Victim advocates host sexual assault survivor art exhibit at UW-Baraboo

April 17, 2019 GMT

Victims of sexual assault often face questions about what they were wearing — as if that could explain the attacker’s behavior — but local university staff and victim advocates are collaborating to challenge that myth with an art installation.

“I think it’s really powerful,” said Letha Kelsey, associate art professor at the University of Wisconsin-Platteville Baraboo Sauk County, while looking through the exhibit during its opening reception Monday.

From a child’s sundress to a set of pajamas, clothing hangs on display at the campus administration building. Slips of paper accompany each outfit with excerpts from true stories of sexual assault. Nothing graphic, but enough to answer the question “What were you wearing?”

The university’s student affairs department worked with Hope House of South Central Wisconsin, the Sauk County Health Department and the Healthfirst Network to put on the exhibit in recognition of Sexual Assault Awareness Month. The art installation originated at the University of Arkansas in 2013 but has expanded, reaching UW-Platteville last year and Baraboo this year, according to Baraboo Student Services Coordinator Jennifer Walsh.

Hope House Teen Advocate Sarah Campbell said the display is about believing and supporting survivors of sexual assault — and ending victim-blaming.

“The important message is that it doesn’t matter what you’re wearing,” Campbell said. “The importance is addressing that myth that what you’re wearing is a factor in being assaulted, which it’s not.”

Using descriptions from stories provided by the University of Arkansas project, organizers picked out clothing from their own closets or from donations to use in the exhibit. Campbell said having something tangible helps people connect with the issue, especially if they have similar clothes or know someone who does.

“It’s easy to disconnect from that when you’re just seeing words on paper, but when you see something that somebody might have been wearing and hear their story in that sense, it brings it home,” she said.

Karen Evenson, a campus mental health counselor who helped organize the exhibit, noted that assault victims can be any age and any gender, illustrated by the variety of clothing, “so I think that that’s important to sort of visualize too.”

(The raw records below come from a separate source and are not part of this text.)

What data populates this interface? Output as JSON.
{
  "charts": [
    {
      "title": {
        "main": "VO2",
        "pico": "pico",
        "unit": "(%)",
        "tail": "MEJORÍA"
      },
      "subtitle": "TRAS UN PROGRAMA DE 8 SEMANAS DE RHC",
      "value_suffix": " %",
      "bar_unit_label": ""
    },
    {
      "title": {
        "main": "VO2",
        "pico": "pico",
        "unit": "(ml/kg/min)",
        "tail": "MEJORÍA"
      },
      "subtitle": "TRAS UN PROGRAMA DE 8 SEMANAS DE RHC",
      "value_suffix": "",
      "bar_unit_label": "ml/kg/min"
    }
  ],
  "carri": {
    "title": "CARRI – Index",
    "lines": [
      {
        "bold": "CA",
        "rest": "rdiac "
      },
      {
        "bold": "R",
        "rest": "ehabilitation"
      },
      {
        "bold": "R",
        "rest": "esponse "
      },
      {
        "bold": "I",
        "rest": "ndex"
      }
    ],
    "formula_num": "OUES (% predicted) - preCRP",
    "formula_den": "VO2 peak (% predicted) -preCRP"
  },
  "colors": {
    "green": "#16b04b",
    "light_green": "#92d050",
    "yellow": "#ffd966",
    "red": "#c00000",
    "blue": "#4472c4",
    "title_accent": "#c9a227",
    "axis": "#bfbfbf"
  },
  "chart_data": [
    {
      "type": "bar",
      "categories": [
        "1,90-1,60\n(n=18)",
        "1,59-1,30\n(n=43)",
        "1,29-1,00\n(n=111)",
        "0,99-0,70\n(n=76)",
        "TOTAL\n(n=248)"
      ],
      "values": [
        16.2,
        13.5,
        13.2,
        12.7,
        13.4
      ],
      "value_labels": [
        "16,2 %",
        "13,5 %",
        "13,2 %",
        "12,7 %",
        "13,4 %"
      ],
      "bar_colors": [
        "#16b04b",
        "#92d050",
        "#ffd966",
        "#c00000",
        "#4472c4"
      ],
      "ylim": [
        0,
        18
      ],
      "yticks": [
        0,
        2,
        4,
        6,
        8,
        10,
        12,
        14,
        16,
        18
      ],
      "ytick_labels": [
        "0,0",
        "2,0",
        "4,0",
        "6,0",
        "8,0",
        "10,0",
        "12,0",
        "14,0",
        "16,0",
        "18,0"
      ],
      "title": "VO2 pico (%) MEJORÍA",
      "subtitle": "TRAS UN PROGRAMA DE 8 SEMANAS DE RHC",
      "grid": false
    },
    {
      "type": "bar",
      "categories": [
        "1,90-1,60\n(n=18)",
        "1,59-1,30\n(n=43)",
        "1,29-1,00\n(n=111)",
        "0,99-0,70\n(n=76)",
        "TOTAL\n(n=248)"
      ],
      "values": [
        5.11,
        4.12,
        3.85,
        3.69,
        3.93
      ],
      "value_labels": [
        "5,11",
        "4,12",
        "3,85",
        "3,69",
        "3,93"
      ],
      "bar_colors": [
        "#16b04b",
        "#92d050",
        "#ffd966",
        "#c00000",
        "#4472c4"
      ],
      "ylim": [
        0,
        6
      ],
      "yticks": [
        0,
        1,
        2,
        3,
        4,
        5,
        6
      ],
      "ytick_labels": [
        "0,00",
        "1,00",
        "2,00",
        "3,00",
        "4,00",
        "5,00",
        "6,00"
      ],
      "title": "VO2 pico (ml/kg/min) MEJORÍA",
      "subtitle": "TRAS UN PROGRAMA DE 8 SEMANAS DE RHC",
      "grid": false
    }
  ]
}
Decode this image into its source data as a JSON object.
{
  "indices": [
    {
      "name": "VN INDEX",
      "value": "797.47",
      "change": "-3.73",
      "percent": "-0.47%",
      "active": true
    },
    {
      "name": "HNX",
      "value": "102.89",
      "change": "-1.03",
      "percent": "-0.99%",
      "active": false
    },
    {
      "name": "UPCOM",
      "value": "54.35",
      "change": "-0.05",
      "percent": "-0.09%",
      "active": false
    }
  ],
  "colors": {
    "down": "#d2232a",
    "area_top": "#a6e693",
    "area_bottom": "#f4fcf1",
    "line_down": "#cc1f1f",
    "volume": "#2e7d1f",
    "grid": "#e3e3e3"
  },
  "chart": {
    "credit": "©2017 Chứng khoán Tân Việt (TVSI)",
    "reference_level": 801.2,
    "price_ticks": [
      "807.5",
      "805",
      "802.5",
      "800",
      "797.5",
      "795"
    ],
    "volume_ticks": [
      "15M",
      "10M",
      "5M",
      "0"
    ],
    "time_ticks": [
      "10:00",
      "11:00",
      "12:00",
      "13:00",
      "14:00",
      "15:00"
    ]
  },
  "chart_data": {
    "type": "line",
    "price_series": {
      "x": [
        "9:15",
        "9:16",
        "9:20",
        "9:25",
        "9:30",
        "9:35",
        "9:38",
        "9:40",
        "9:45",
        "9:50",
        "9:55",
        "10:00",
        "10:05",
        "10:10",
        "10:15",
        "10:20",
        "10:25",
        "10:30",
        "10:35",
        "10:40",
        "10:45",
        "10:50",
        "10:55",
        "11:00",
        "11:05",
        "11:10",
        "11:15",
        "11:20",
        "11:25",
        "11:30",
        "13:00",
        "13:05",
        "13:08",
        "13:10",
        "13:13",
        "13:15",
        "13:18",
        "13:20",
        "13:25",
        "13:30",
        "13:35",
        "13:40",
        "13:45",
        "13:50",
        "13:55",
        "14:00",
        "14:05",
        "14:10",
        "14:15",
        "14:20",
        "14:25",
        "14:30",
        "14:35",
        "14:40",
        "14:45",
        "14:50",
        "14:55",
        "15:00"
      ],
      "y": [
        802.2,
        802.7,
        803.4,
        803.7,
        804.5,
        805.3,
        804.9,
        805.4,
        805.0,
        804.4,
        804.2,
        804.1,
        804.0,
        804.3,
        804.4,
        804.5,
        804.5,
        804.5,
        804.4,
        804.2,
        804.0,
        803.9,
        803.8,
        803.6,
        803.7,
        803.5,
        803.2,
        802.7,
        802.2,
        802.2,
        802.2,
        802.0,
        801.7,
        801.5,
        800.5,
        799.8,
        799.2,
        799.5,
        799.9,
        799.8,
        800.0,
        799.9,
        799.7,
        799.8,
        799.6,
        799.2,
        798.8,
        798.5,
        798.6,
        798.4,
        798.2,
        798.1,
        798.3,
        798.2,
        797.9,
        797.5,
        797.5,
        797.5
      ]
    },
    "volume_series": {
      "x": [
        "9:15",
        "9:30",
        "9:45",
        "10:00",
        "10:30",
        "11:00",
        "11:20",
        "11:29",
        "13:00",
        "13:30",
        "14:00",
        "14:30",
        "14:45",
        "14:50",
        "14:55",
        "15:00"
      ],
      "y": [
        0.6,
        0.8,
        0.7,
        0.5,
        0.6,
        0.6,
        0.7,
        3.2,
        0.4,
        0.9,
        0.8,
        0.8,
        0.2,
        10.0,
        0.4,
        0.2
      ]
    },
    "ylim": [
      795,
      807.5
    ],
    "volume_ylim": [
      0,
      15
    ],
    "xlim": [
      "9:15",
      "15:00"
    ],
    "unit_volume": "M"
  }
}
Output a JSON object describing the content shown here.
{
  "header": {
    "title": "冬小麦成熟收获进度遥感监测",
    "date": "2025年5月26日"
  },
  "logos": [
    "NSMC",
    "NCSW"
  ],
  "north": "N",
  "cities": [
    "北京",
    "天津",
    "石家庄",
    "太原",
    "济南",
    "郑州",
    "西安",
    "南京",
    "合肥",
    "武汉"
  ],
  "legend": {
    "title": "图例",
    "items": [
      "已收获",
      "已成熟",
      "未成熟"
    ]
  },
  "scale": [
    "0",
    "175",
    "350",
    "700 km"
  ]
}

Organizers plan to do this again, but they hope to incorporate local stories as part of future displays, Walsh said. After walking through the art installation, students and community members can write down their own experiences with sexual assault and drop it into a box just outside of the room. For added privacy, submissions also can be made anonymously online at

Walsh estimates about 75 students, staff and community members walked through the exhibit Monday. It will continue to be displayed during general campus hours through April 26 in room A-217 of the Umhoefer Administration Building.

Resources also are available at the exhibit to help people who have experienced sexual assault. Hope House offers a free 24-hour helpline at 1-800-584-6790. Students can access crisis services at 800-533-5692.